IPC Introduction
Welcome to the Infection Control and Prevention Training Program, designed specifically for hotel and hospitality professionals like you. I'll be guiding you through this module today. Whether you work in housekeeping, at the front desk, in food and beverage, or anywhere else, this training is for you. We're gonna cover everything you need to know to protect yourself, your colleagues, and most importantly, our guests. Here's a simple truth: hotels are high-traffic environments. Hundreds, sometimes thousands, uh, of people pass through our doors every single day. That makes infection control not just a health issue. It's a guest experience issue, a reputation issue, and a legal responsibility. The good news? Most infections are preventable, and with the right knowledge and habits, each one of us can make a huge difference. So, let's start at the beginning. What exactly is an infection?

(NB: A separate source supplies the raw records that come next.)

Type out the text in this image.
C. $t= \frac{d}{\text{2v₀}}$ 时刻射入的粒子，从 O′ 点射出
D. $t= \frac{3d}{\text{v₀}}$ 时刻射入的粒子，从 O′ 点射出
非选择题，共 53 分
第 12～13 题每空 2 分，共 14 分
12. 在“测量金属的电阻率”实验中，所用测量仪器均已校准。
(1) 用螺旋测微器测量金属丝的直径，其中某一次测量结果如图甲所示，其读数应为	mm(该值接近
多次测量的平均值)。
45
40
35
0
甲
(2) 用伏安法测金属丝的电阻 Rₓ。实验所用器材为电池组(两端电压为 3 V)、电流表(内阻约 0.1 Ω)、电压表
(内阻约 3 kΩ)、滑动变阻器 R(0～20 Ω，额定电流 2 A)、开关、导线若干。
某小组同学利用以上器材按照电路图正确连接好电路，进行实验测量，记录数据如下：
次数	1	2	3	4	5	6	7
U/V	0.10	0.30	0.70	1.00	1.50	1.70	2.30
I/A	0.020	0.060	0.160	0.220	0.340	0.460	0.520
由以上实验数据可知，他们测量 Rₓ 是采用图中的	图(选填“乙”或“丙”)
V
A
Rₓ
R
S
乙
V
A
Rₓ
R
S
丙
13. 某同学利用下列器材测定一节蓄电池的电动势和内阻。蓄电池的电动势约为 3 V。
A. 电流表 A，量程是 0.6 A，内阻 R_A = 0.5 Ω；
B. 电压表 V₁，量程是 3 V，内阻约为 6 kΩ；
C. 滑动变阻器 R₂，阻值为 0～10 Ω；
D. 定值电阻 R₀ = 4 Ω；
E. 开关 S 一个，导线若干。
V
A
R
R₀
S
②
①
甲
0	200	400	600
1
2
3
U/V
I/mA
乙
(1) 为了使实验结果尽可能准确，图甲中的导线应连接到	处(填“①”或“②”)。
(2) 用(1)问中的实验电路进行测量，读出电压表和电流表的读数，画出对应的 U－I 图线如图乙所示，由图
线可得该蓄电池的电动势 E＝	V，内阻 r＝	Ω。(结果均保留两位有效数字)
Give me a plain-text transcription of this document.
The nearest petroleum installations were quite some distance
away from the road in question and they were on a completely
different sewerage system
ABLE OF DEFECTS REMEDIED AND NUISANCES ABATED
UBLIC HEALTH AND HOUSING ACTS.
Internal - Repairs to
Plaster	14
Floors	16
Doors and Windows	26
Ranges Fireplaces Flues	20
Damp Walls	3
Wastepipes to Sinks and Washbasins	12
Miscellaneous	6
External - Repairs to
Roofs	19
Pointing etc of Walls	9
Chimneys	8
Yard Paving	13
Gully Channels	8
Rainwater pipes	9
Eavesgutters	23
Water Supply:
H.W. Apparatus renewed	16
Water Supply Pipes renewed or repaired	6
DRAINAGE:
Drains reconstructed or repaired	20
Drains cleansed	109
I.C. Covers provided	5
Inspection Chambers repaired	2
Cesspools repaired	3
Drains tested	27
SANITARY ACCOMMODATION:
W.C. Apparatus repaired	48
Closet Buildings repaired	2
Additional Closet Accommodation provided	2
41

An infection happens when harmful microorganisms, that's bacteria, viruses, fungi, or parasites, enter the body and begin to multiply. Our immune system fights back, but sometimes those germs win, and that's when illness occurs. In hospitality environments, the most common infections we encounter are respiratory infections, like colds, flu, and COVID-19, and gastrointestinal infections, which affect the stomach and digestive system. We also see skin infections and eye infections from time to time. Now, infections don't just appear out of thin air. They follow what we call the chain of infection, a six-step process. Understanding this chain is powerful, because if we break even one link in that chain, we stop the infection in its tracks. The six links are, first, the infectious agent itself, the germ. Second, the reservoir, which is where the germ lives and multiplies. This could be a surface, a person, or even the air.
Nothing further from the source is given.